Overpriced, overproduced, and overrated
19 December 2003
It seems a common malady of modern video games, but what we have here is millions of dollars worth of voice actors, graphical rendering, sound engineering, and licensing in search of any level of fun. To its credit, the game finds it for the first few levels, but once it tries to recreate any complex aspect of the novel or the films, it falls flat. The battle through Osgilliath is a good example of this. Video games are meant to be entertaining, relaxing, above all fun. Osgilliath stops this game from being fun. Instead of having fun, we're constantly running blind through the ruins, unsure of which way to go, trying desperately to get somewhere before the time runs out and the Ringwraith takes Frodo.

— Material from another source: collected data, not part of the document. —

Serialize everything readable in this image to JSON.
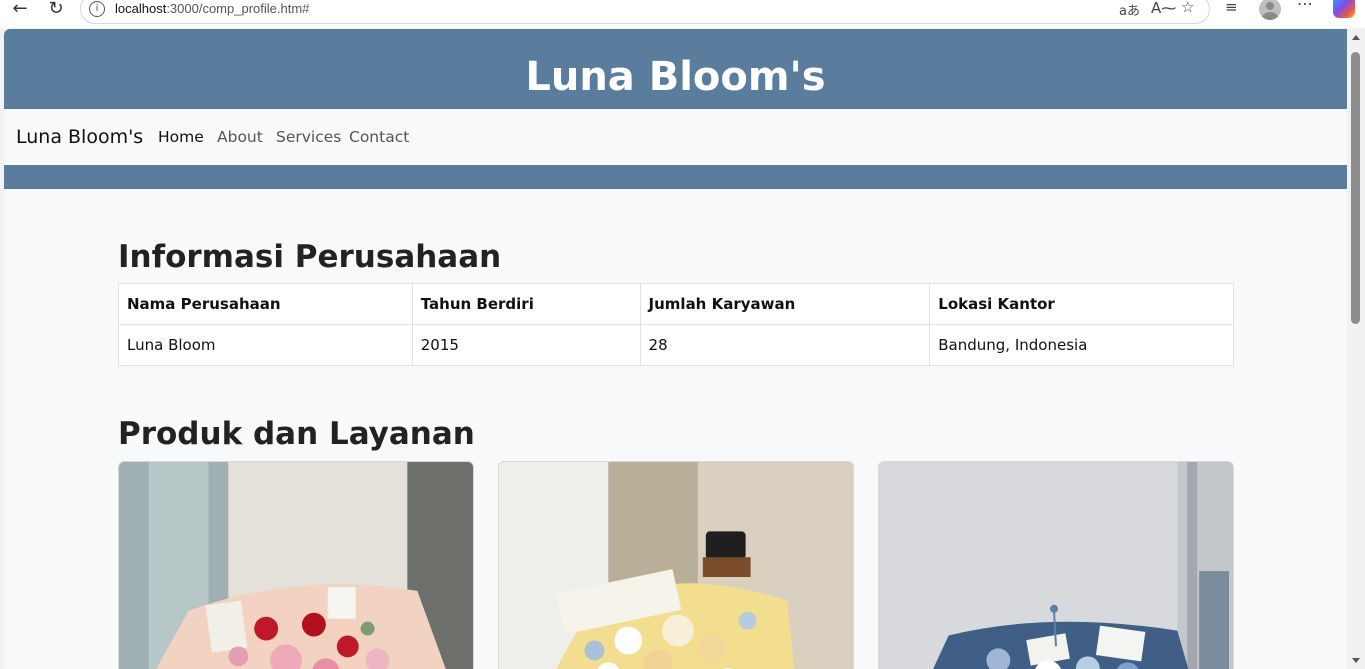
{
  "browser": {
    "url_host": "localhost",
    "url_path": ":3000/comp_profile.htm#"
  },
  "hero": {
    "title": "Luna Bloom's"
  },
  "navbar": {
    "brand": "Luna Bloom's",
    "links": [
      "Home",
      "About",
      "Services",
      "Contact"
    ]
  },
  "company": {
    "title": "Informasi Perusahaan",
    "headers": [
      "Nama Perusahaan",
      "Tahun Berdiri",
      "Jumlah Karyawan",
      "Lokasi Kantor"
    ],
    "row": [
      "Luna Bloom",
      "2015",
      "28",
      "Bandung, Indonesia"
    ]
  },
  "products": {
    "title": "Produk dan Layanan"
  },
  "colors": {
    "accent": "#5a7d9e",
    "page_bg": "#f8f9fa"
  }
}
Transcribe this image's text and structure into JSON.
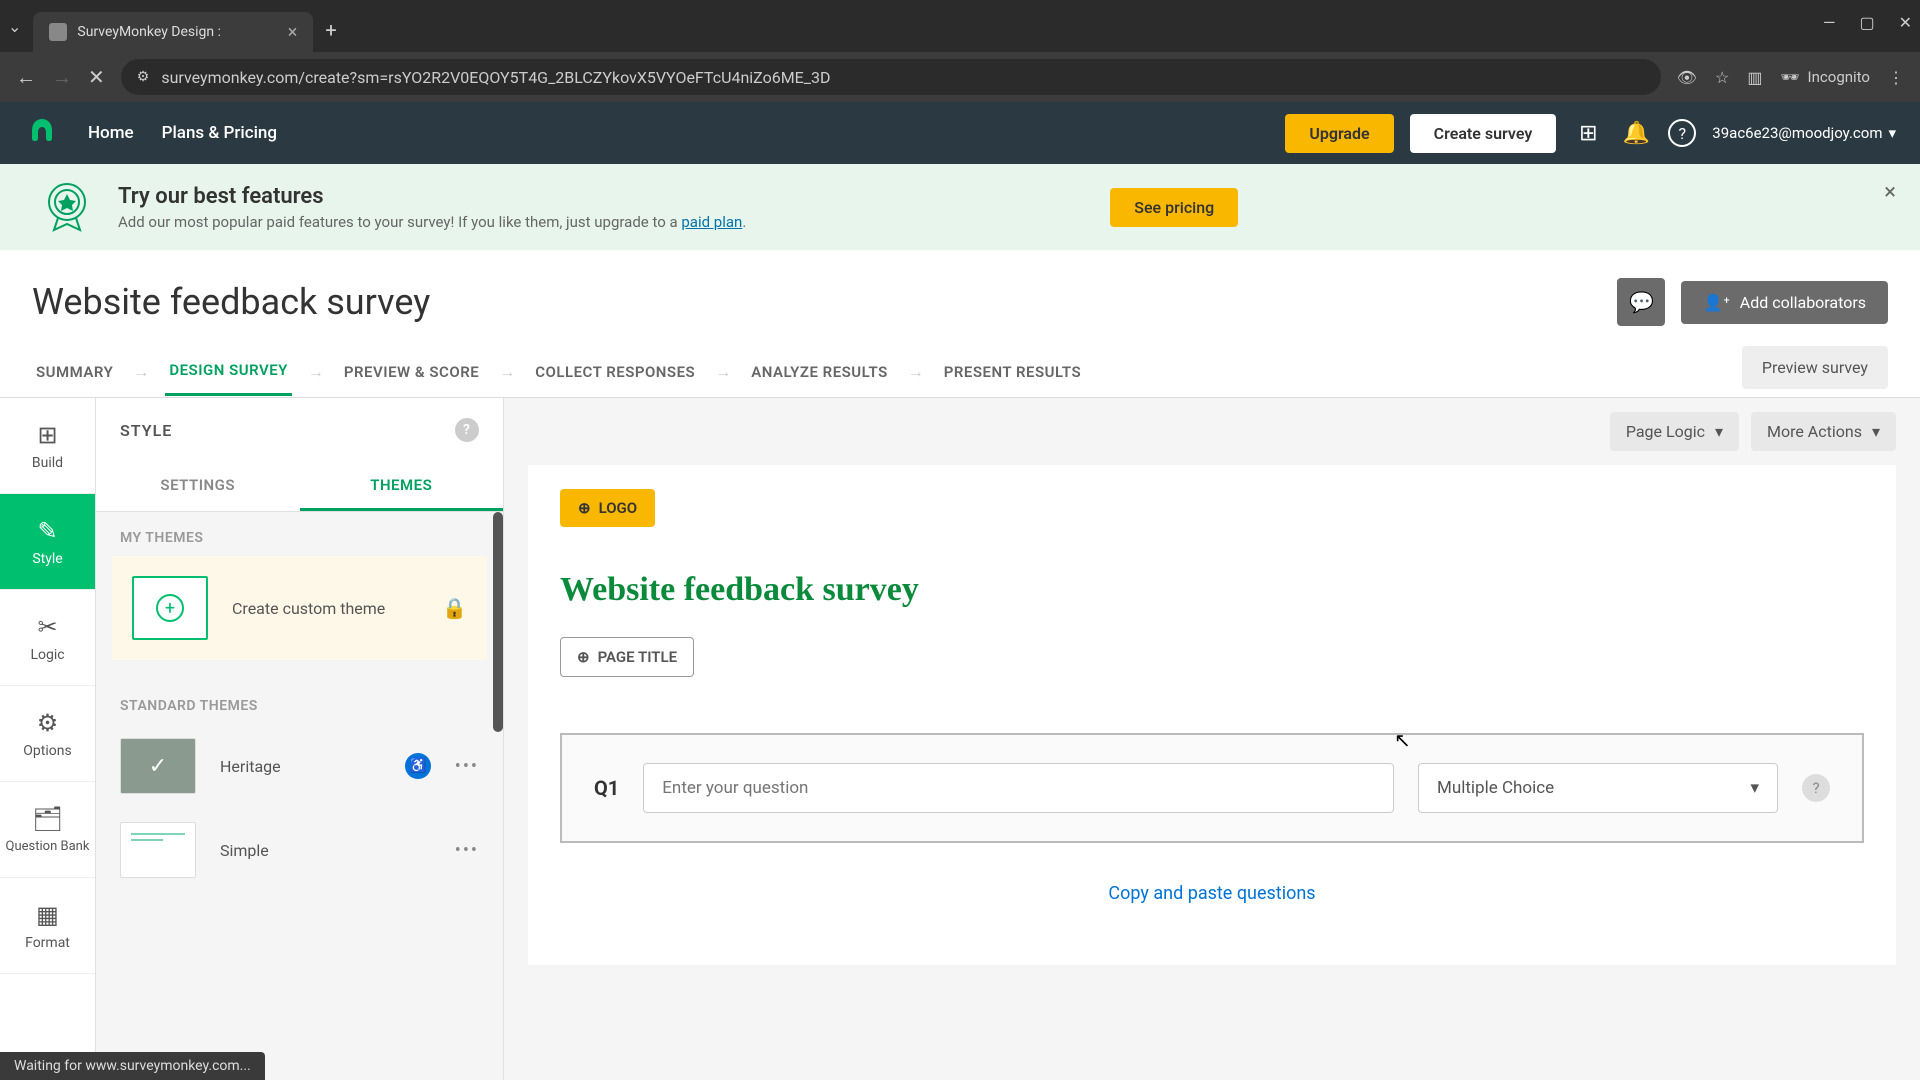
{
  "browser": {
    "tab_title": "SurveyMonkey Design :",
    "url": "surveymonkey.com/create?sm=rsYO2R2V0EQOY5T4G_2BLCZYkovX5VYOeFTcU4niZo6ME_3D",
    "incognito": "Incognito",
    "status": "Waiting for www.surveymonkey.com..."
  },
  "header": {
    "home": "Home",
    "plans": "Plans & Pricing",
    "upgrade": "Upgrade",
    "create": "Create survey",
    "user_email": "39ac6e23@moodjoy.com"
  },
  "banner": {
    "title": "Try our best features",
    "text": "Add our most popular paid features to your survey! If you like them, just upgrade to a ",
    "link": "paid plan",
    "cta": "See pricing"
  },
  "survey": {
    "title": "Website feedback survey",
    "add_collab": "Add collaborators"
  },
  "nav_tabs": {
    "summary": "SUMMARY",
    "design": "DESIGN SURVEY",
    "preview": "PREVIEW & SCORE",
    "collect": "COLLECT RESPONSES",
    "analyze": "ANALYZE RESULTS",
    "present": "PRESENT RESULTS",
    "preview_btn": "Preview survey"
  },
  "rail": {
    "build": "Build",
    "style": "Style",
    "logic": "Logic",
    "options": "Options",
    "question_bank": "Question Bank",
    "format": "Format"
  },
  "style_panel": {
    "header": "STYLE",
    "settings": "SETTINGS",
    "themes": "THEMES",
    "my_themes": "MY THEMES",
    "create_custom": "Create custom theme",
    "standard_themes": "STANDARD THEMES",
    "heritage": "Heritage",
    "simple": "Simple"
  },
  "canvas": {
    "page_logic": "Page Logic",
    "more_actions": "More Actions",
    "logo_btn": "LOGO",
    "survey_heading": "Website feedback survey",
    "page_title_btn": "PAGE TITLE",
    "q1": "Q1",
    "q_placeholder": "Enter your question",
    "q_type": "Multiple Choice",
    "copy_paste": "Copy and paste questions"
  }
}
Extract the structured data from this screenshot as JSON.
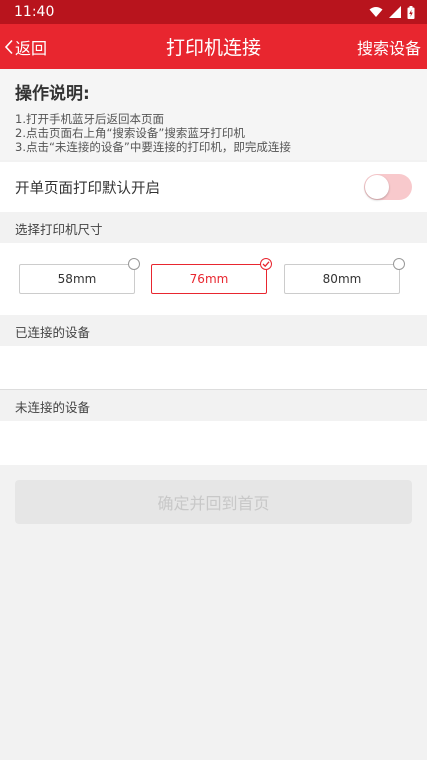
{
  "status_bar": {
    "time": "11:40",
    "icons": [
      "wifi-icon",
      "cell-signal-icon",
      "battery-icon"
    ]
  },
  "app_bar": {
    "back_label": "返回",
    "title": "打印机连接",
    "search_label": "搜索设备"
  },
  "instructions": {
    "title": "操作说明:",
    "lines": [
      "1.打开手机蓝牙后返回本页面",
      "2.点击页面右上角“搜索设备”搜索蓝牙打印机",
      "3.点击“未连接的设备”中要连接的打印机，即完成连接"
    ]
  },
  "auto_print": {
    "label": "开单页面打印默认开启",
    "enabled": false
  },
  "printer_size": {
    "title": "选择打印机尺寸",
    "options": [
      "58mm",
      "76mm",
      "80mm"
    ],
    "selected": "76mm"
  },
  "connected": {
    "title": "已连接的设备",
    "devices": []
  },
  "unconnected": {
    "title": "未连接的设备",
    "devices": []
  },
  "confirm": {
    "label": "确定并回到首页",
    "enabled": false
  },
  "colors": {
    "accent": "#e8262f",
    "status_bar": "#b8141d",
    "background": "#f2f2f2",
    "switch_off_track": "#f8c9cc",
    "disabled_button": "#e6e6e6"
  }
}
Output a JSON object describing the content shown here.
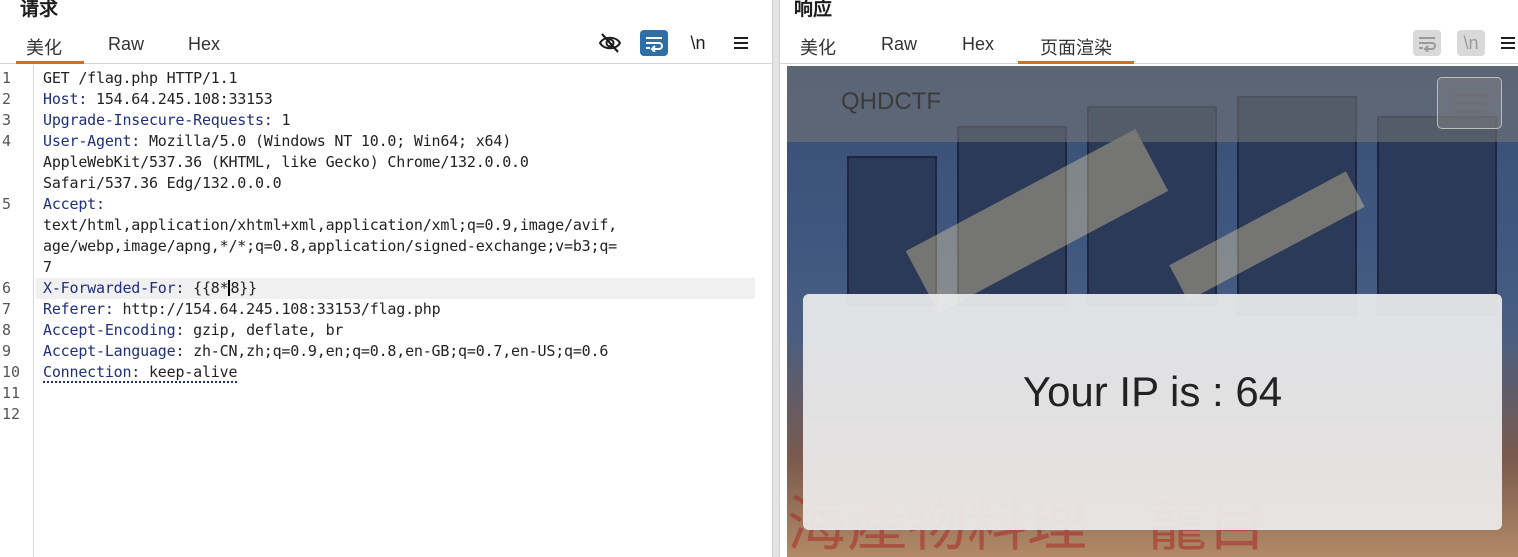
{
  "request": {
    "title": "请求",
    "tabs": [
      "美化",
      "Raw",
      "Hex"
    ],
    "active_tab": "美化",
    "tools": {
      "eye_off": "eye-off-icon",
      "wrap": "wrap-icon",
      "newline": "\\n",
      "menu": "menu-icon"
    },
    "line_numbers": [
      "1",
      "2",
      "3",
      "4",
      "",
      "",
      "5",
      "",
      "",
      "6",
      "7",
      "8",
      "9",
      "10",
      "11",
      "12"
    ],
    "lines": [
      {
        "key": "",
        "rest": "GET /flag.php HTTP/1.1"
      },
      {
        "key": "Host:",
        "rest": " 154.64.245.108:33153"
      },
      {
        "key": "Upgrade-Insecure-Requests:",
        "rest": " 1"
      },
      {
        "key": "User-Agent:",
        "rest": " Mozilla/5.0 (Windows NT 10.0; Win64; x64)"
      },
      {
        "key": "",
        "rest": "AppleWebKit/537.36 (KHTML, like Gecko) Chrome/132.0.0.0"
      },
      {
        "key": "",
        "rest": "Safari/537.36 Edg/132.0.0.0"
      },
      {
        "key": "Accept:",
        "rest": ""
      },
      {
        "key": "",
        "rest": "text/html,application/xhtml+xml,application/xml;q=0.9,image/avif,"
      },
      {
        "key": "",
        "rest": "age/webp,image/apng,*/*;q=0.8,application/signed-exchange;v=b3;q="
      },
      {
        "key": "",
        "rest": "7"
      },
      {
        "key": "X-Forwarded-For:",
        "rest_a": " {{8*",
        "rest_b": "8}}"
      },
      {
        "key": "Referer:",
        "rest": " http://154.64.245.108:33153/flag.php"
      },
      {
        "key": "Accept-Encoding:",
        "rest": " gzip, deflate, br"
      },
      {
        "key": "Accept-Language:",
        "rest": " zh-CN,zh;q=0.9,en;q=0.8,en-GB;q=0.7,en-US;q=0.6"
      },
      {
        "key": "Connection:",
        "rest": " keep-alive"
      }
    ]
  },
  "response": {
    "title": "响应",
    "tabs": [
      "美化",
      "Raw",
      "Hex",
      "页面渲染"
    ],
    "active_tab": "页面渲染",
    "tools": {
      "wrap": "wrap-icon",
      "newline": "\\n",
      "menu": "menu-icon"
    },
    "render": {
      "brand": "QHDCTF",
      "message": "Your IP is : 64"
    }
  },
  "colors": {
    "accent": "#e5622c",
    "header_key": "#1f2f7a",
    "tool_blue": "#2f6fa8"
  }
}
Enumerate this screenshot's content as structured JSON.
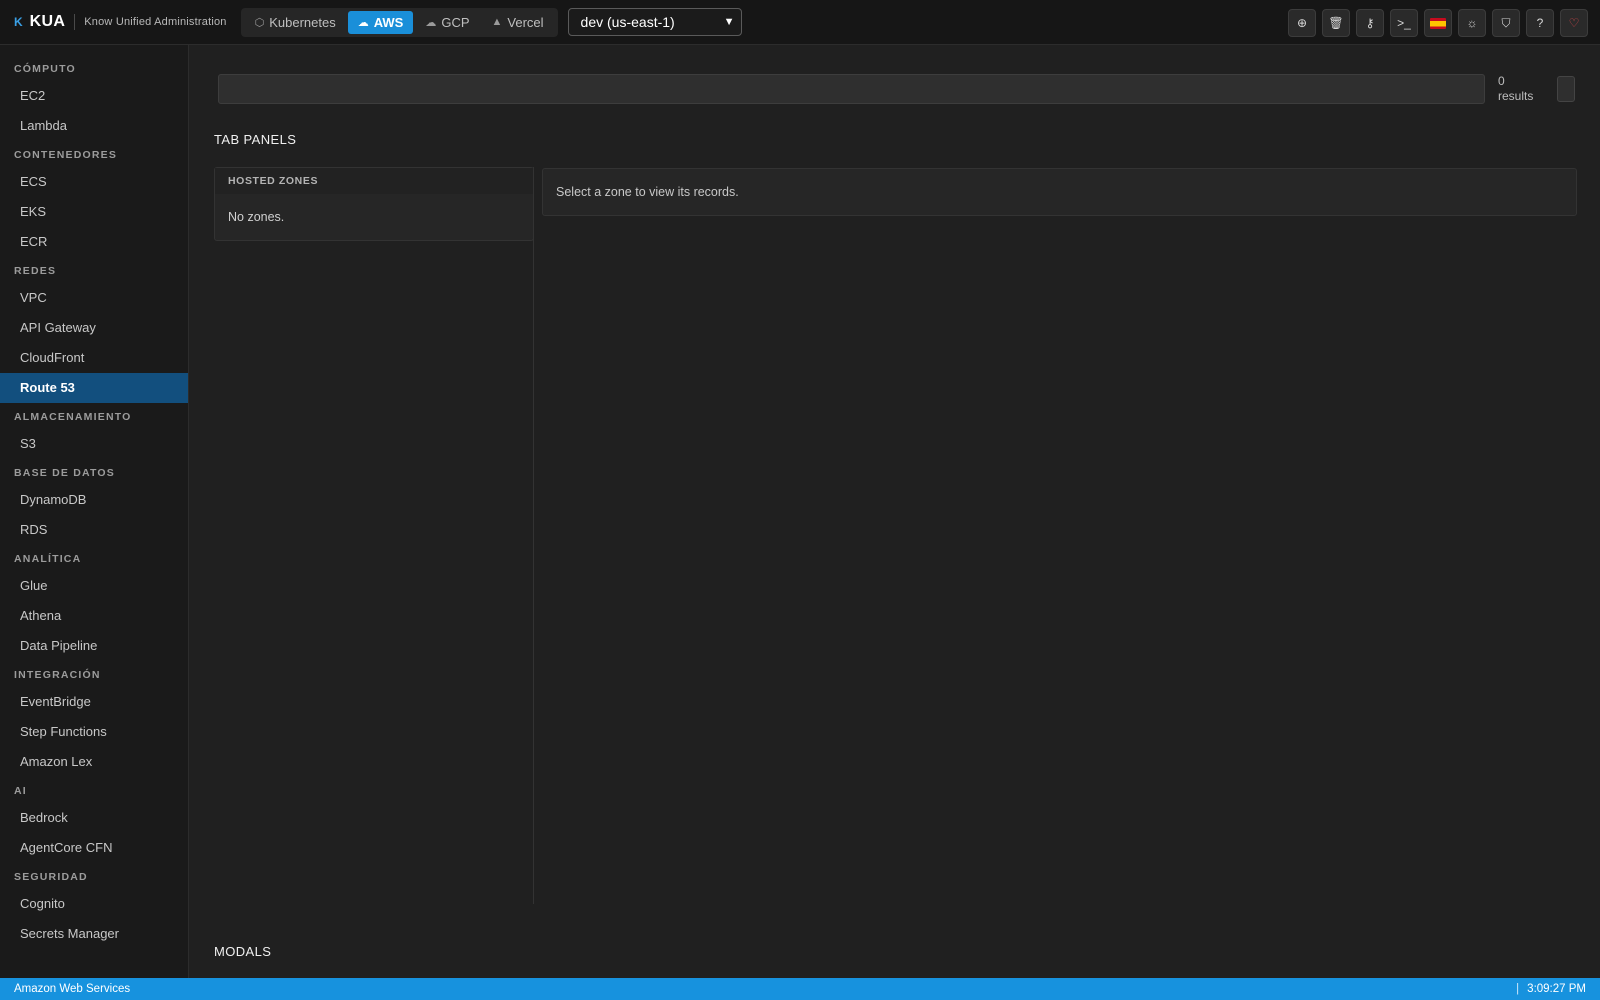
{
  "app": {
    "logo_mark": "K",
    "name": "KUA",
    "subtitle": "Know Unified Administration"
  },
  "providers": [
    {
      "label": "Kubernetes",
      "icon": "cube-icon",
      "glyph": "⬡",
      "active": false
    },
    {
      "label": "AWS",
      "icon": "cloud-icon",
      "glyph": "☁",
      "active": true
    },
    {
      "label": "GCP",
      "icon": "cloud-outline-icon",
      "glyph": "☁",
      "active": false
    },
    {
      "label": "Vercel",
      "icon": "triangle-icon",
      "glyph": "▲",
      "active": false
    }
  ],
  "environment": {
    "selected": "dev (us-east-1)"
  },
  "toolbar": [
    {
      "name": "add-icon",
      "glyph": "⊕"
    },
    {
      "name": "trash-icon",
      "glyph": "🗑"
    },
    {
      "name": "key-icon",
      "glyph": "⚷"
    },
    {
      "name": "terminal-icon",
      "glyph": ">_"
    },
    {
      "name": "spain-flag-icon",
      "glyph": ""
    },
    {
      "name": "sun-icon",
      "glyph": "☼"
    },
    {
      "name": "shield-icon",
      "glyph": "⛉"
    },
    {
      "name": "help-icon",
      "glyph": "?"
    },
    {
      "name": "heart-icon",
      "glyph": "♡"
    }
  ],
  "sidebar": {
    "sections": [
      {
        "title": "CÓMPUTO",
        "items": [
          "EC2",
          "Lambda"
        ]
      },
      {
        "title": "CONTENEDORES",
        "items": [
          "ECS",
          "EKS",
          "ECR"
        ]
      },
      {
        "title": "REDES",
        "items": [
          "VPC",
          "API Gateway",
          "CloudFront",
          "Route 53"
        ]
      },
      {
        "title": "ALMACENAMIENTO",
        "items": [
          "S3"
        ]
      },
      {
        "title": "BASE DE DATOS",
        "items": [
          "DynamoDB",
          "RDS"
        ]
      },
      {
        "title": "ANALÍTICA",
        "items": [
          "Glue",
          "Athena",
          "Data Pipeline"
        ]
      },
      {
        "title": "INTEGRACIÓN",
        "items": [
          "EventBridge",
          "Step Functions",
          "Amazon Lex"
        ]
      },
      {
        "title": "AI",
        "items": [
          "Bedrock",
          "AgentCore CFN"
        ]
      },
      {
        "title": "SEGURIDAD",
        "items": [
          "Cognito",
          "Secrets Manager"
        ]
      }
    ],
    "active_item": "Route 53"
  },
  "search": {
    "value": "",
    "results_count": "0",
    "results_label": "results"
  },
  "main": {
    "tab_panels_heading": "TAB PANELS",
    "zones_header": "HOSTED ZONES",
    "zones_empty": "No zones.",
    "records_empty": "Select a zone to view its records.",
    "modals_heading": "MODALS"
  },
  "statusbar": {
    "service": "Amazon Web Services",
    "time": "3:09:27 PM"
  },
  "colors": {
    "accent": "#1a8fd9",
    "active_nav": "#124f7e",
    "statusbar": "#1792de"
  }
}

Needless to say, if it were possible to save the game at any point and return to a viable moment just before the cock-up, it might have been possible to overlook this. Unfortunately, the ridiculous system of only saving at checkpoints that plagues console games is in force here, and there are one or two such points in the levels, if that. So if you should happen to die just before the end of the level, and I garantee that you will, you lose all the work you did in the last half-hour and have to repeat everything you just did once more. Such repetition is exactly what is killing video games in this era. Would it have been too much to ask for a Resident Evil style of game saving, which does the great job of combining gameplay elements with keeping the game playable?

Another thing makes the whole affair annoying is that the game offers no control whatsoever over the camera. Some of the positions we see the heroes and their targets from are so annoying that it's a wonder people played this game fast the first few levels. A close tracking shot behind the character, or even through the character's eyes, would have been nice options to start with. Maybe the people at Electronic Arts should have taken a look at Silver, possibly the best console game revolving around small-party adventure. While that style isn't strictly a good one for a game in this frantic setting, they still could have learned things like keeping a clear view so that the player can see which direction he is meant to swing his sword in.

It's also worth noting that Silver was a lot more fun to play in combat, in spite of being noticeably slower. The reason for this is that slow, deliberately paced combat allows the player to make tactical decisions, accept the consequences of those decisions, and even learn from their mistakes. ROTK as a video game borders dangerously on being one of those "mash the buttons to win" games where the player frantically wiggles sticks around and bashes the buttons in the hope that the outcome might be favourable. This takes the control of the player's gaming experience out of their hands and makes it even more annoying. Considering that ROTK is one of the most, if not THE most, expensive games in Australia at $110 in Australian funds, this is just adding insult to injury.

Small wonder, then, that sites which post walkthroughs and cheat codes for video games are still so incredibly popular. Being that I was a child during the Intellivision days, I can remember when video games didn't need to be cheated on or hacked in order to be fun. The proliferation of sources for information to do these things in the modern era is probably the saddest indictment of all against modern video games.